Historic railway line through Leiston could be restored to become major tourist attraction
PUBLISHED: 19:00 08 February 2016
It's been more than 40 years since trains last ran to and from the engineering works in Leiston.
Today the route of the line can still be found, tucked away at the back of a pub and between houses, and occasional tell-tale signs still exist.
In one place there is a former rail crossing gate and a cast-iron post, while in the Engineers Arms’ car park a section of rails can be seen, and in another place setts in the road mark the track bed.
But now the rail line could be restored – and steam trains could be once again running along its length through the centre of the town.
The Leiston Works Railway (LWR) group has applied for planning permission to reinstate the line, which was abandoned in the late 1960s, to run between Buller Road and Main Street to connect with the award-winning Leiston Long Shop Museum, once the home to the foundries of Richard Garrett & Sons Limited.
Members of the LWR have been negotiating for some time to take over the land – some of which is in the Leiston conservation area – on which the track once stood.
Parts have been unused for decades and have become overgrown with vegetation, with some tipping of unwanted household items.
The remainder was incorporated into the garden and car park of the pub.
The group’s aim is to rebuild the line and to run railway vehicles drawn by horses or locomotives, including the historic steam shunting locomotive Sirapite, which was used on the railway from 1929 to 1962 and which has been restored to working order at the Long Shop.
The Sirapite would be able to pull a brake van, about to be restored by LWR members, allowing visitors to experience an industrial railway for themselves.
Hoopers Architects, for the LWR, said the scheme would include educational written, graphic and oral information for visitors.
The company said: “The essence of the proposal is to replicate the works railway as it appeared in the first half of the 20th Century and to run trains along it, initially on approximately 15 days a year as an educational heritage attraction.
“A single ballasted railway track of standard 4ft 8 ½in gauge and consisting of wooden sleepers and bullhead rail will be laid approximately centrally along the length of the site. There will be no earthworks, embankments, cuttings, bridges, viaducts or tunnels.”
Leiston town councillor Colin Ginger said: “It could be a big asset to the town and bring a lot of people here – families and children – to use the railway and really enjoy this attraction. That would be good for the economy of our town.”
Suffolk Coastal council will make the decision on the project – and at the same time has received a separate application from landowner and developer Seaprop Ltd for six homes on a former paddock and part of the pub garden at the rear of the Engineers Arms in Main Street.
Although the two plans are not connected, they are described as being “in tandem” because the railway runs through the site. The railway land is to be given to the restoration project free of charge and in good faith. However, the rail line will be very close to properties and on those days when it is in use alternative arrangements will have to be made for parking and road access to the homes.

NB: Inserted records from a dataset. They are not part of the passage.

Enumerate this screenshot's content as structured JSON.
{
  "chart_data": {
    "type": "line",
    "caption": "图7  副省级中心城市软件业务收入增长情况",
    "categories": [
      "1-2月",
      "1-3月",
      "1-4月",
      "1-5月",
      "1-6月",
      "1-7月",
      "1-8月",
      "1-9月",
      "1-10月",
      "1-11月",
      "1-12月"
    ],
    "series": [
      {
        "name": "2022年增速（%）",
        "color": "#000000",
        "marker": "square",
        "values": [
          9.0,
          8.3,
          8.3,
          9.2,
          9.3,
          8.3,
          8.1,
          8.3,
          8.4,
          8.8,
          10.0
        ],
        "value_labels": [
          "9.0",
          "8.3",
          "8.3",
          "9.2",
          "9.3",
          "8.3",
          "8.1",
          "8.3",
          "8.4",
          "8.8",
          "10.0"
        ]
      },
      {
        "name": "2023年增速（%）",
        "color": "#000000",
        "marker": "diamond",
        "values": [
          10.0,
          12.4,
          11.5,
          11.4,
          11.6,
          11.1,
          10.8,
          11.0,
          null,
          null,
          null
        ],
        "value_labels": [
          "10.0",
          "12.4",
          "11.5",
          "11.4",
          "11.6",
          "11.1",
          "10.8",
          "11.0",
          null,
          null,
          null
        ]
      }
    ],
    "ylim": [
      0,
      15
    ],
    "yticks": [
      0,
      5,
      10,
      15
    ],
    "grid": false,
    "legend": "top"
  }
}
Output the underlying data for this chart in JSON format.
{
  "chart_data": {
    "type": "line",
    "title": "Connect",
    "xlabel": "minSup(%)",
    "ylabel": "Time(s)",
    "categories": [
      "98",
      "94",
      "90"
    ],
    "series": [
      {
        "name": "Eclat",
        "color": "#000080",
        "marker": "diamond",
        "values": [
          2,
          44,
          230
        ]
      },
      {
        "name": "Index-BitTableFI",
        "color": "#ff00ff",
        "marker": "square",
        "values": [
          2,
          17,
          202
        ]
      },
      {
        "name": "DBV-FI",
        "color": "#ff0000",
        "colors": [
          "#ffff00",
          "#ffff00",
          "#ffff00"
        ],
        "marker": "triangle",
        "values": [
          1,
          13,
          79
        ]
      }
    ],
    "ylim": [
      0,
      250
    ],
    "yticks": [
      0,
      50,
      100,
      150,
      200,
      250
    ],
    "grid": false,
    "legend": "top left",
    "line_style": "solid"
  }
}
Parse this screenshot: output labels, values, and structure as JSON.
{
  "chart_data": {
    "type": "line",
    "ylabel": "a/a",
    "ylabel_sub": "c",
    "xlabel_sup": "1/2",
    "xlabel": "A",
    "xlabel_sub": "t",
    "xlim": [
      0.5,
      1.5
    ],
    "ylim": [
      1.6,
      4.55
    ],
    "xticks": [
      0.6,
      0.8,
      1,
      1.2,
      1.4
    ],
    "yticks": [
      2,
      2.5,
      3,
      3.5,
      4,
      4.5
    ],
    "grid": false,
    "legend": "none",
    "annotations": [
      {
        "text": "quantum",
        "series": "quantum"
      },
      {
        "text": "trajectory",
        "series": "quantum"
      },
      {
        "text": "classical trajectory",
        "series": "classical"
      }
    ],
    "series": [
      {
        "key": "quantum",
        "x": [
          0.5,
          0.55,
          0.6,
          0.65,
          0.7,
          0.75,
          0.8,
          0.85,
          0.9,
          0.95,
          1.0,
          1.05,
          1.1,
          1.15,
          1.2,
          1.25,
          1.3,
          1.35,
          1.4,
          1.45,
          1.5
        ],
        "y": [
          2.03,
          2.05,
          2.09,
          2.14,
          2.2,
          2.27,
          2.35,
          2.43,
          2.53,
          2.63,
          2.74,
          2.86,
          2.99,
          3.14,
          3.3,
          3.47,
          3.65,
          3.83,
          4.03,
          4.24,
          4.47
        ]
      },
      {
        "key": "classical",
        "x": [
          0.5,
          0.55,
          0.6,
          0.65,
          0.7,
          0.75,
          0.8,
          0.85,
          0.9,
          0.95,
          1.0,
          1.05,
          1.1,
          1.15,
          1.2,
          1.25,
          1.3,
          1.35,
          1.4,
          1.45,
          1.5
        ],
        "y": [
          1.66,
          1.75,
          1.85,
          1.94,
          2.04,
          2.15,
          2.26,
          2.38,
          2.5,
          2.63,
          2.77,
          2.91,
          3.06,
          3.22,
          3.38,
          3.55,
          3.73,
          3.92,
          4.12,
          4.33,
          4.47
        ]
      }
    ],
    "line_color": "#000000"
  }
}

With regard to the housing, Hoopers Architects said at a public consultation event, residents had been supportive of the plan and concerns voiced had been addressed.
The company said: “The site comprises previously developed land in the centre of Leiston, highlighted by the local plan as preferential for development. The council have highlighted a shortfall in housing, therefore the council should be considering housing proposals such as this favourably.”
Leiston Town Council, though, has recommended refusal of the homes, though it supports the rail project. The council felt “very strongly” it was “a complete over-development which would have been unacceptable even if it had not been in the middle of the town’s conservation area”, removing an important green space.
Mr Ginger said: “The two plans are closely connected although they are separate. I just hope it does not go belly-up for the railway project if the homes do not get permission.
“This is a conservation area and one of the houses is just about shaving the railway and another is so close to the pub people will be able to watch those in the house having breakfast. It is too much development.”
Councillor Susan Geater said: “I personally don’t think the homes will enhance the area and it will be a great shame to lose that open space at the back of the pub. There could be an access issue on event days, too.”
Leiston’s rich industrial heritage
The railway line from the Garrett works to the branch line that ran between Leiston and Saxmundham was in use for more than a century.
Built in 1859, the private standard gauge railway line was constructed by Richard Garrett and Son as an expansion of its business – enabling raw materials and finished products to be transported between the company’s two sites and the main railway network.
Suffolk Punch horses pulled the wagon until they were replaced in 1929 by the steam shunting engine Sirapite.
Garretts’ engineering works had existed in the town since 1778, finally closing in 1981, when the remaining part of the Town Works site was turned into the highly successful Long Shop Museum.
The museum’s collections tell the story of the Garrett family, its draftsmen, engineers and craftsmen who designed and made a huge range of engines, tools, vehicles and machines.